What program are you printing from, what substrate are you going to press on and what Cobra settings are you using....for that substrate? Like Mike said, make sure your application controls the colors and not the printer.


----------



## KTmomma (May 27, 2017)

Viper Graphics said:


> What program are you printing from, what substrate are you going to press on and what Cobra settings are you using....for that substrate? Like Mike said, make sure your application controls the colors and not the printer.


I am printing on Photoshop. Richard from Cobra sent me the file to download the ICC profiles for my printer. I do have that Photoshop controls the colors. I have ICM selected under my Color Management and Color Adjustment off. I purchased a test kit, so I've tried on hardboard and plastic so far. I'm trying the different printer profiles. I don't know if that's where I'm going wrong. 
The files he sent me show as:
AL PP- which I think is aluminum 
POLY EM- which is supposedly Epson Matte
POLY PPM
I did alot of research and thought I had a clue, but it seems I have no clue.


----------



## KTmomma (May 27, 2017)

I think it might be I'm choosing the wrong printer profiles. I guess the aluminum I would use just for aluminum? What types of substrates would I use the other two (POLY EM and POLY PPM)?


----------



## mgparrish (Jul 9, 2005)

KTmomma said:


> I am printing on Photoshop. Richard from Cobra sent me the file to download the ICC profiles for my printer. I do have that Photoshop controls the colors. I have ICM selected under my Color Management and Color Adjustment off. I purchased a test kit, so I've tried on hardboard and plastic so far. I'm trying the different printer profiles. I don't know if that's where I'm going wrong.
> The files he sent me show as:
> AL PP- which I think is aluminum
> POLY EM- which is supposedly Epson Matte
> ...


Please show your "print screen" from wherever you made changes to Photoshop using this free utility (get the free version it's good) just output to a jpg and not hardcopy.

https://www.gadwin.com/download/PrintScreen_Setup.zip

https://gadwin.com/printscreen/


----------



## mgparrish (Jul 9, 2005)

KTmomma said:


> I think it might be I'm choosing the wrong printer profiles. I guess the aluminum I would use just for aluminum? What types of substrates would I use the other two (POLY EM and POLY PPM)?

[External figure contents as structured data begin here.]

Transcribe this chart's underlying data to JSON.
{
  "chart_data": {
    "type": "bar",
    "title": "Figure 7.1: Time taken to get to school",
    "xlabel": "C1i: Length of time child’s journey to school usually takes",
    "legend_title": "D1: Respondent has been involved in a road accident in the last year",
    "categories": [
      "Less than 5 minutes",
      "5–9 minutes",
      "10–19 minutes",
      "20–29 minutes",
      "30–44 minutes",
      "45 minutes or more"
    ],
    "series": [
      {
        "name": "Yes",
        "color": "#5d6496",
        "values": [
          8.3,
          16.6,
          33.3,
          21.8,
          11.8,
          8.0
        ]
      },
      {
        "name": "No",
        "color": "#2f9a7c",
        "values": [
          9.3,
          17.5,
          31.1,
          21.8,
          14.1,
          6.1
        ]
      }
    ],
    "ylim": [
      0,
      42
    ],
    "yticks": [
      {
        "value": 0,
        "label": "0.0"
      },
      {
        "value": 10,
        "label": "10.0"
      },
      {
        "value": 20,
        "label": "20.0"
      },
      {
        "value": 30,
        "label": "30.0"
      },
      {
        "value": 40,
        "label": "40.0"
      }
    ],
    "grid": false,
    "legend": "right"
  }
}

While you can use all the profiles for specific substrates I just transfer them all on poly then pick the best overall and use it for everything.

You should get raw while 100% poly cloth (solde by the yard from rolls) from Walmart for this exercise and later usage. It comes in handy when you do "swatching" but don't worry about swatches till you get your profile setup.


----------



## Viper Graphics (Mar 28, 2009)

mgparrish said:


> Please show your "print screen" from wherever you made changes to Photoshop using this free utility (get the free version it's good) just output to a jpg and not hardcopy.
> 
> https://www.gadwin.com/download/PrintScreen_Setup.zip
> 
> https://gadwin.com/printscreen/


He can also do a Ctrl Alt Print Screen and in photoshop create new and it should make a new blank page the size of the screen and just click paste....look something like this...


----------



## KTmomma (May 27, 2017)

mgparrish said:


> Please show your "print screen" from wherever you made changes to Photoshop using this free utility (get the free version it's good) just output to a jpg and not hardcopy.
> 
> https://www.gadwin.com/download/PrintScreen_Setup.zip
> 
> https://gadwin.com/printscreen/


I think I have it working now. I have to keep trying to press some items to make sure the color is right. If not, I'll be back! Thanks!!


----------



## Chris109 (Aug 3, 2015)

I went through the different shades on the paper. You can't go by what you print. It needs to be transferred onto item.

Also, how can white be cream if there is no white? If it is on the paper that way, then you are printing on the wrong side of the paper. Print on the white side.


----------



## Lauralee0268 (Feb 27, 2018)

Sublimating colour trouble..Im using a Mac with Epson 1430 Artisan and ink from inkxpro. My colours are dull and my black is more like a brown colour. inkxpro doesn't have a colour profile for Mac computers. Had i have know that I would never of bought in from them.can anyone help me please?


----------